The French presence was never great, but the various wars they pursued in the early years of their rule ensured their hegemony over potential rivals for a time. In the process, once-rich, vibrant, and violent societies withered. I am hoping my research will show some of the ways how the old connections have regrown, assuming new forms but influenced by historical relationships, in recent decades. But many questions remain:

* Ndele again has a sultan, but his background is not clear from the reports I've found so far in the archives. What are his powers now, and how did he come to have them?
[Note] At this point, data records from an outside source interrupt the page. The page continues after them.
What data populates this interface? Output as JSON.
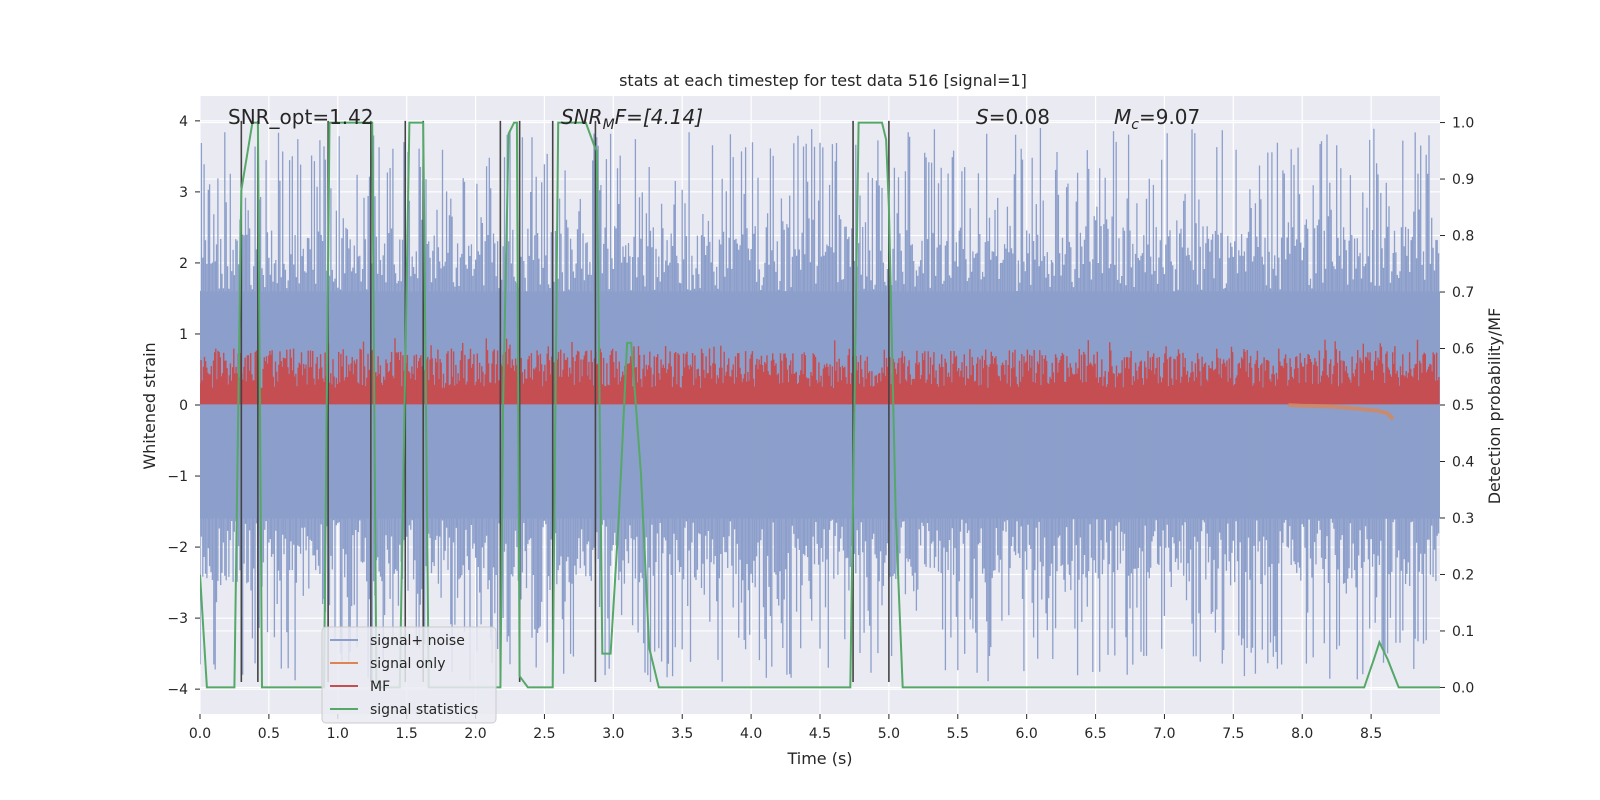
{
  "chart_data": {
    "type": "line",
    "title": "stats at each timestep for test data 516 [signal=1]",
    "xlabel": "Time (s)",
    "ylabel_left": "Whitened strain",
    "ylabel_right": "Detection probability/MF",
    "xlim": [
      0.0,
      9.0
    ],
    "ylim_left": [
      -4.35,
      4.35
    ],
    "ylim_right": [
      -0.047,
      1.047
    ],
    "x_ticks": [
      "0.0",
      "0.5",
      "1.0",
      "1.5",
      "2.0",
      "2.5",
      "3.0",
      "3.5",
      "4.0",
      "4.5",
      "5.0",
      "5.5",
      "6.0",
      "6.5",
      "7.0",
      "7.5",
      "8.0",
      "8.5"
    ],
    "x_tick_values": [
      0.0,
      0.5,
      1.0,
      1.5,
      2.0,
      2.5,
      3.0,
      3.5,
      4.0,
      4.5,
      5.0,
      5.5,
      6.0,
      6.5,
      7.0,
      7.5,
      8.0,
      8.5
    ],
    "y_left_ticks": [
      "−4",
      "−3",
      "−2",
      "−1",
      "0",
      "1",
      "2",
      "3",
      "4"
    ],
    "y_left_tick_values": [
      -4,
      -3,
      -2,
      -1,
      0,
      1,
      2,
      3,
      4
    ],
    "y_right_ticks": [
      "0.0",
      "0.1",
      "0.2",
      "0.3",
      "0.4",
      "0.5",
      "0.6",
      "0.7",
      "0.8",
      "0.9",
      "1.0"
    ],
    "y_right_tick_values": [
      0.0,
      0.1,
      0.2,
      0.3,
      0.4,
      0.5,
      0.6,
      0.7,
      0.8,
      0.9,
      1.0
    ],
    "grid": true,
    "annotations": [
      {
        "text": "SNR_opt=1.42",
        "x": 0.2,
        "y": 4.05
      },
      {
        "text": "SNR_MF=[4.14]",
        "x": 2.6,
        "y": 4.05
      },
      {
        "text": "S=0.08",
        "x": 5.6,
        "y": 4.05
      },
      {
        "text": "M_c=9.07",
        "x": 6.6,
        "y": 4.05
      }
    ],
    "annotation_parts": {
      "snr_opt": "SNR_opt=1.42",
      "snr_mf_main": "SNR",
      "snr_mf_sub": "M",
      "snr_mf_rest": "F=[4.14]",
      "s_var": "S",
      "s_rest": "=0.08",
      "mc_var": "M",
      "mc_sub": "c",
      "mc_rest": "=9.07"
    },
    "legend": {
      "placement": "lower-left",
      "entries": [
        "signal+ noise",
        "signal only",
        "MF",
        "signal statistics"
      ]
    },
    "colors": {
      "noise": "#8c9fcb",
      "signal": "#dd8452",
      "mf": "#c44e52",
      "stat": "#55a868",
      "vline": "#444444",
      "background": "#eaeaf2",
      "grid": "#ffffff"
    },
    "series": [
      {
        "name": "signal statistics",
        "axis": "right",
        "x": [
          0.0,
          0.05,
          0.25,
          0.3,
          0.38,
          0.42,
          0.45,
          0.5,
          0.55,
          0.9,
          0.94,
          0.98,
          1.25,
          1.28,
          1.45,
          1.52,
          1.56,
          1.62,
          1.66,
          1.75,
          1.9,
          2.0,
          2.1,
          2.18,
          2.2,
          2.24,
          2.28,
          2.3,
          2.32,
          2.38,
          2.42,
          2.46,
          2.5,
          2.56,
          2.6,
          2.7,
          2.8,
          2.86,
          2.88,
          2.92,
          2.98,
          3.04,
          3.1,
          3.13,
          3.2,
          3.26,
          3.33,
          3.4,
          3.6,
          3.8,
          4.5,
          4.72,
          4.78,
          4.82,
          4.95,
          4.98,
          5.0,
          5.05,
          5.1,
          5.5,
          6.0,
          6.5,
          7.0,
          7.5,
          8.0,
          8.45,
          8.52,
          8.56,
          8.62,
          8.7,
          9.0
        ],
        "values": [
          0.2,
          0.0,
          0.0,
          0.88,
          1.0,
          1.0,
          0.0,
          0.0,
          0.0,
          0.0,
          1.0,
          1.0,
          1.0,
          0.0,
          0.0,
          1.0,
          1.0,
          1.0,
          0.0,
          0.0,
          0.0,
          0.0,
          0.0,
          0.0,
          0.5,
          0.98,
          1.0,
          1.0,
          0.02,
          0.0,
          0.0,
          0.0,
          0.0,
          0.0,
          1.0,
          1.0,
          1.0,
          0.96,
          0.95,
          0.06,
          0.06,
          0.3,
          0.61,
          0.61,
          0.38,
          0.07,
          0.0,
          0.0,
          0.0,
          0.0,
          0.0,
          0.0,
          1.0,
          1.0,
          1.0,
          0.97,
          0.85,
          0.3,
          0.0,
          0.0,
          0.0,
          0.0,
          0.0,
          0.0,
          0.0,
          0.0,
          0.05,
          0.08,
          0.05,
          0.0,
          0.0
        ]
      },
      {
        "name": "signal only",
        "axis": "left",
        "x": [
          7.9,
          8.0,
          8.2,
          8.4,
          8.55,
          8.62,
          8.66
        ],
        "values": [
          0.0,
          -0.01,
          -0.02,
          -0.05,
          -0.08,
          -0.12,
          -0.2
        ]
      }
    ],
    "noise_band": {
      "series": "signal+ noise",
      "core_range": [
        -1.6,
        1.6
      ],
      "peak_range": [
        -3.9,
        3.9
      ]
    },
    "mf_band": {
      "series": "MF",
      "axis": "right",
      "range": [
        0.5,
        0.6
      ]
    },
    "vertical_lines_x": [
      0.3,
      0.42,
      0.93,
      1.24,
      1.49,
      1.62,
      2.18,
      2.32,
      2.56,
      2.87,
      4.74,
      5.0
    ]
  }
}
I know that some of the contemporary armed group leaders have backgrounds (Gula, Runga) that trace to the losing side of the turn of the century raiding.
* Who are the modern-day bazinguers (the sultan's soldiers), how do they see themselves, and how do the populations they visit see them?
* Again on these bazinguers: who are the elusive elephant poachers (who kill more than 1000 elephants in a single dry season, according to some estimates), rumored to contain Sudanese military officials among their ranks? What are their connections to the various armed groups in the area, and especially the Chadian/Centrafrican military entrepreneurs that pop up at the head of various armed movements over the years?
* What to make of the new presence of the international system, the UN and NGOs, with their benevolent aims and surfeit of unintended consequences?

The perpetual doubt of the dissertator remains: am I making a mountain out of a molehill? Will I find these connections and raiding networks? A foreign visitor to Ndele, where I plan to do research, will likely perceive it as incredibly isolated, poor and remote, barely able to feed itself, just like the administrator mentioned above. Anthropologists like to try to reverse those stereotypes and instead show the fecundity of supposedly stagnant and "underdeveloped" social systems. There is more than a grain of truth, however, in the foreigner's initial perception, and the challenge will be to balance recognition of that reality while also stretching it apart to reveal what it fails to see.